An organization with eight people in it might be happy, profitable and growing. The same business with twenty might be on the way to bankruptcy.
Ideas, markets, niches and causes have a natural scale. If you get it right, you can thrive for a long time. Overdo it and you stress the inputs.
The earth has a carrying capacity, certainly. It might change as a result of technology (we know how to grow food more efficiently than we did a century ago) but in any moment of time, there’s a limit beyond which degradation kicks in. I don’t think many would say that we currently have a people shortage. (Impossible to pull off, but worth considering: what if we skipped a growth cycle in the population and everyone in a generation had just two kids? Or even one…)
Your industry might have room for six or seven well-paid consultants, but when you try to scale up to 30 or 40 people on your team, you discover that it stresses the market’s ability to pay.

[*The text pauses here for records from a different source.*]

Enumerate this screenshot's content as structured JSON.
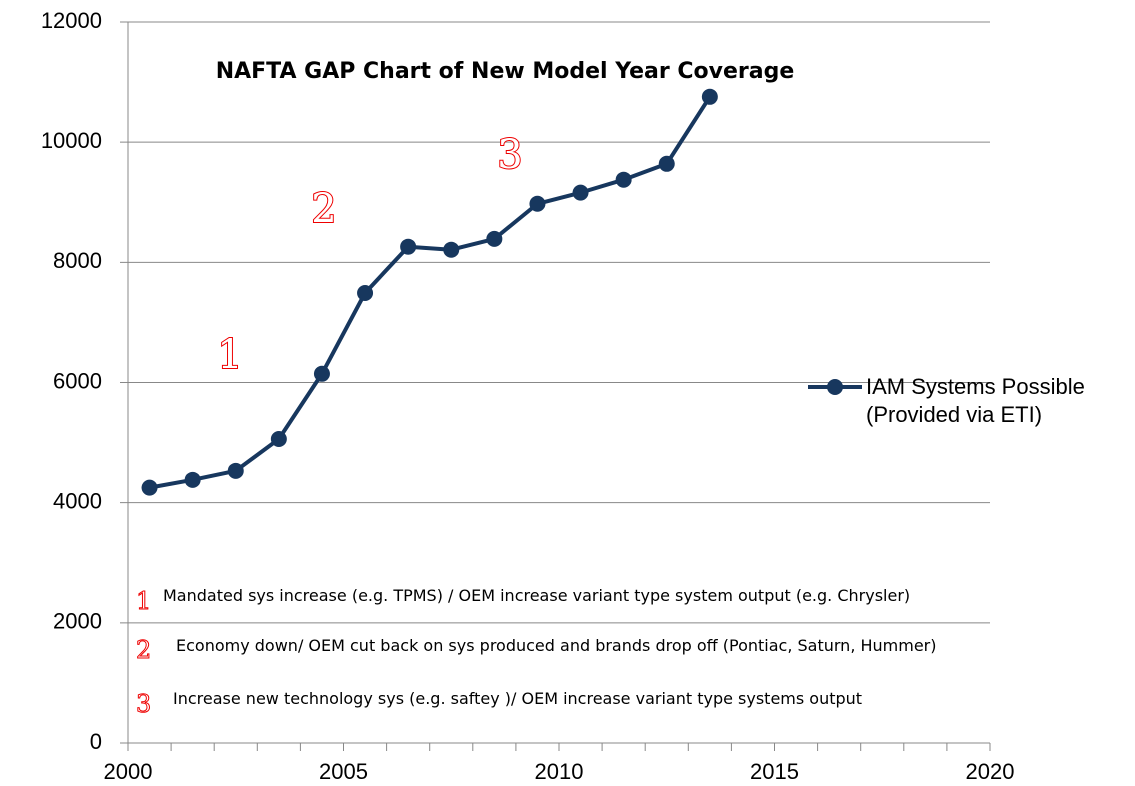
{
  "chart_data": {
    "type": "line",
    "title": "NAFTA GAP Chart of New Model Year  Coverage",
    "x": [
      2000.5,
      2001.5,
      2002.5,
      2003.5,
      2004.5,
      2005.5,
      2006.5,
      2007.5,
      2008.5,
      2009.5,
      2010.5,
      2011.5,
      2012.5,
      2013.5
    ],
    "series": [
      {
        "name": "IAM Systems Possible (Provided via ETI)",
        "color": "#17375e",
        "values": [
          4250,
          4380,
          4530,
          5060,
          6145,
          7490,
          8260,
          8210,
          8390,
          8975,
          9160,
          9375,
          9640,
          10755
        ]
      }
    ],
    "xlim": [
      2000,
      2020
    ],
    "xticks": [
      2000,
      2005,
      2010,
      2015,
      2020
    ],
    "xminorticks": [
      2001,
      2002,
      2003,
      2004,
      2006,
      2007,
      2008,
      2009,
      2011,
      2012,
      2013,
      2014,
      2016,
      2017,
      2018,
      2019
    ],
    "ylim": [
      0,
      12000
    ],
    "yticks": [
      0,
      2000,
      4000,
      6000,
      8000,
      10000,
      12000
    ],
    "grid": true,
    "legend": "right",
    "markers": [
      "1",
      "2",
      "3"
    ],
    "notes": [
      {
        "marker": "1",
        "text": "Mandated sys increase (e.g. TPMS) / OEM increase variant type system output (e.g. Chrysler)"
      },
      {
        "marker": "2",
        "text": "Economy down/ OEM cut back on sys produced and brands drop off (Pontiac, Saturn, Hummer)"
      },
      {
        "marker": "3",
        "text": "Increase new technology sys (e.g. saftey )/ OEM increase variant type systems output"
      }
    ]
  }
}
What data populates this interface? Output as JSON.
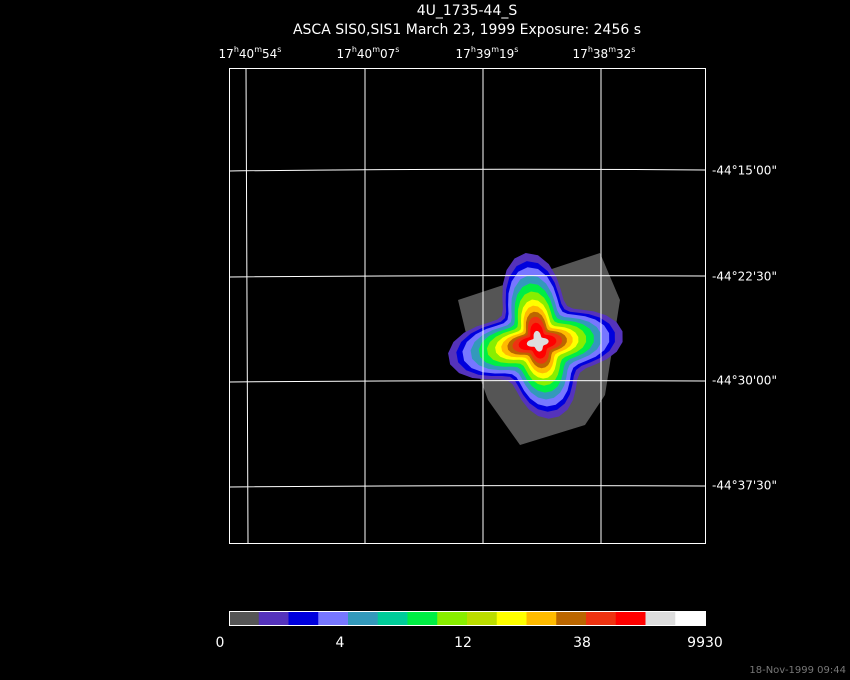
{
  "title": "4U_1735-44_S",
  "subtitle": "ASCA SIS0,SIS1 March 23, 1999 Exposure: 2456 s",
  "ra_labels": [
    [
      "17",
      "h",
      "40",
      "m",
      "54",
      "s"
    ],
    [
      "17",
      "h",
      "40",
      "m",
      "07",
      "s"
    ],
    [
      "17",
      "h",
      "39",
      "m",
      "19",
      "s"
    ],
    [
      "17",
      "h",
      "38",
      "m",
      "32",
      "s"
    ]
  ],
  "dec_labels": [
    "-44°15'00\"",
    "-44°22'30\"",
    "-44°30'00\"",
    "-44°37'30\""
  ],
  "colorbar": {
    "colors": [
      "#555555",
      "#5533bb",
      "#0000dd",
      "#7777ff",
      "#3399bb",
      "#00cc99",
      "#00ee44",
      "#88ee00",
      "#bbdd00",
      "#ffff00",
      "#ffbb00",
      "#bb6600",
      "#ee3311",
      "#ff0000",
      "#dddddd",
      "#ffffff"
    ],
    "labels": [
      "0",
      "4",
      "12",
      "38",
      "9930"
    ]
  },
  "footer": "18-Nov-1999 09:44"
}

Interesting note: there’s also the common problem of under-staffing. More lawyers in a market might create more lawsuits. More effective ad vehicles certainly create more advertising. More lanes on the highway have been demonstrated to lead to more people commuting to work. Sometimes, adding capacity is exactly the right strategy if your goal is to add more revenue.
The next time you find your business struggling, take a minute to think about scale. More people (or fewer) might be the simplest way to solve your problem.
I found this to be a super interesting post. Seemed to speak to the level of success we’ve had at CSI over the years. I think one of the main reasons why things have gone so much better over the past year is that our scale is in better alignment.